Similarly, the Ralegana Sindi had registered bodies for irrigation, educational development and other areas but “there are no elections for any of these bodies.” Even the Chairman and Vice-Chairman of the village were “unanimously selected by the Grama Sabha.”
These testimonies do not help much to be excited about Anna Hazare, or his national Ramarajya project. Obviously, Ralegana Sindi model cannot and should not work at the all India level.
But the people of the country are facing a real problem: the deadly and vehement combination of corruption, communalism (and casteism), capitalism, and colonialism. The present ruling class supports and promotes all of these evils. And there is a dire need to foresee an alternative India here and now.

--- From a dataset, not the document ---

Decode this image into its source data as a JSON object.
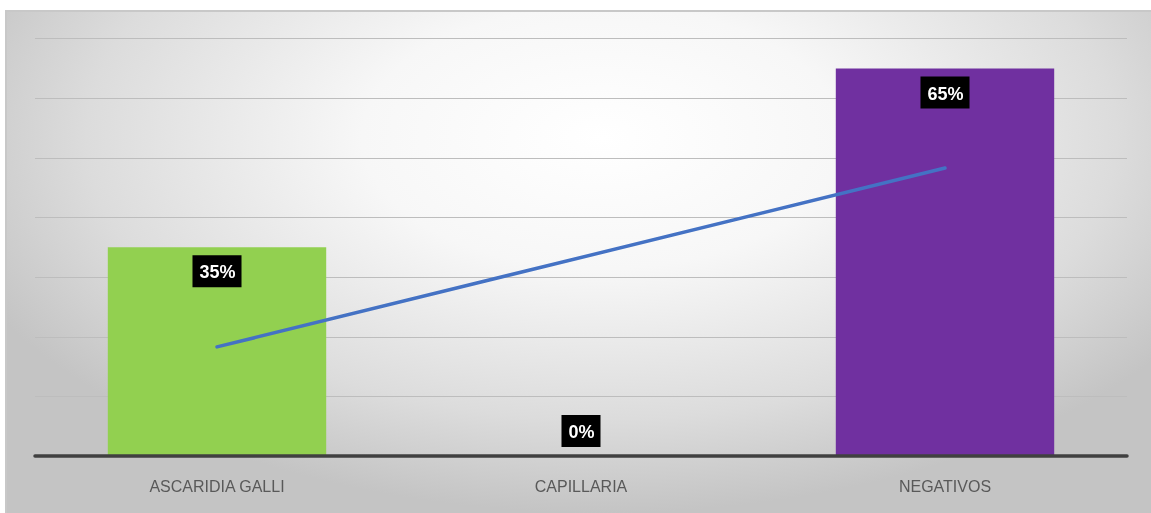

Anna’s stirring the hornet’s nest is good and a welcome effort. If we do not like one messiah, let us convene 100,000 messiahs and carry the task forward. Transparent, accountable and participatory leadership is crucial for this national reconstruction project. If we rightly shun messianic leadership, we should create a collective leadership.
The intellectuals and activists must go beyond getting their articles published in leading dailies and assume responsibilities in this revolution. And they together could thank Anna Hazare for belling the cat and take the operation from here.
Although Hazare calls himself a Gandhian and emphasizes the nonviolent nature of his campaign, he does refer to the ways of Satrapathi Shivaji and sends out a rather confused message to the people. Let the collective leadership take an unequivocal stand on nonviolence and lead the country towards a serious reformation.
Pushing us back into the hands of Parliamentarians like Manmohan Singh, Sharad Pawar, Raja, Suresh Kalmadi, Kanimozhi and their like will be a horrible and historic mistake.
S.P. Udayakumar, Ph.D.
S. P. Udayakumar is an anti-nuclear activist struggling against the Koodankulam nuclear power project.